Background

SPLUNC1 is an innate defense protein that acts as anti-microbial agent and regulates airway surface liquid volume. We aimed to investigate the role of sputum SPLUNC1 as a biomarker for pulmonary exacerbations (PEx) in children with cystic fibrosis (CF).

Methods

Sputum samples from CF children with PEx treated with i) intravenous antibiotic therapy for severe PEx, or ii) oral antibiotics for mild PEx, as well as from the TRACK study (Perrem, L et al., AJRCCM 2021; 203(8):977-86), in which CF school-age children were followed prospectively for two years.
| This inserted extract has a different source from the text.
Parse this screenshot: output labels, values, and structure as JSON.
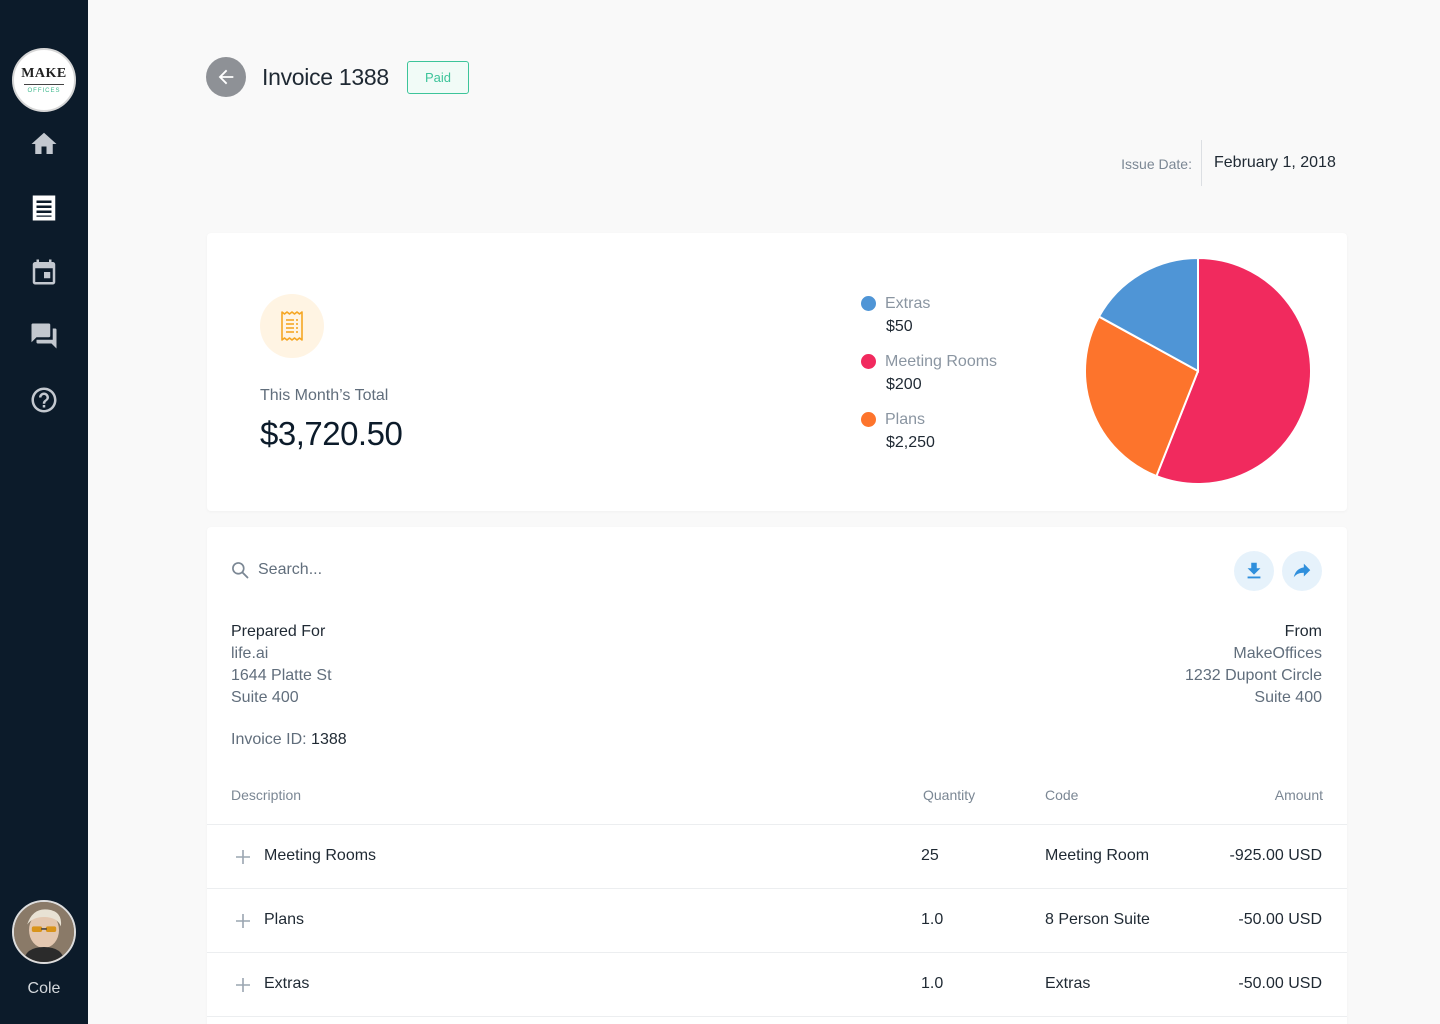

SPLUNC1, interleukin-8 (IL-8) and neutrophil elastase (NE) were measured by ELISA. Paired analyses were performed by Wilcoxon-test.

Results

Eleven CF children with a median (range) age of 13.5 (9.6-17.0) years were treated for severe PEx. Median SPLUNC1 levels were 529.3 (224.6-1698) before and 2705 (642.1-3975) ng/mL after treatment (p=0.003). Seven children, 11.38 (8.4-16.8) years of age, were treated for mild PEx. SPLUNC1 increased from 189.5 (97.3-314.9) before to 362.5 (220.5-1015.0) ng/mL after treatment (p=0.031). In TRACK, there were 17 participants with samples from a stable visit followed by a PEx visit after 147 (24-378) days and 21 with samples from a PEx followed by a stable visit after 176 (50-430) days. SPLUNC1 decreased from 3101 (623.7-4913) at stable visit to 1515 (512.8-4424) ng/mL at PEx (p=0.035) and increased from 1390 (505.4-1520) at PEx to 3482 (1820-6179) ng/mL at stable follow-up (p=0.001). There were no correlations between SPLUNC1 and IL-8 or NE levels in sputum, FEV1 or the lung clearance index (LCI).

Conclusion

SPLUNC1 sputum levels are decreased in PEx and have promising clinimetric properties as a biomarker in CF children.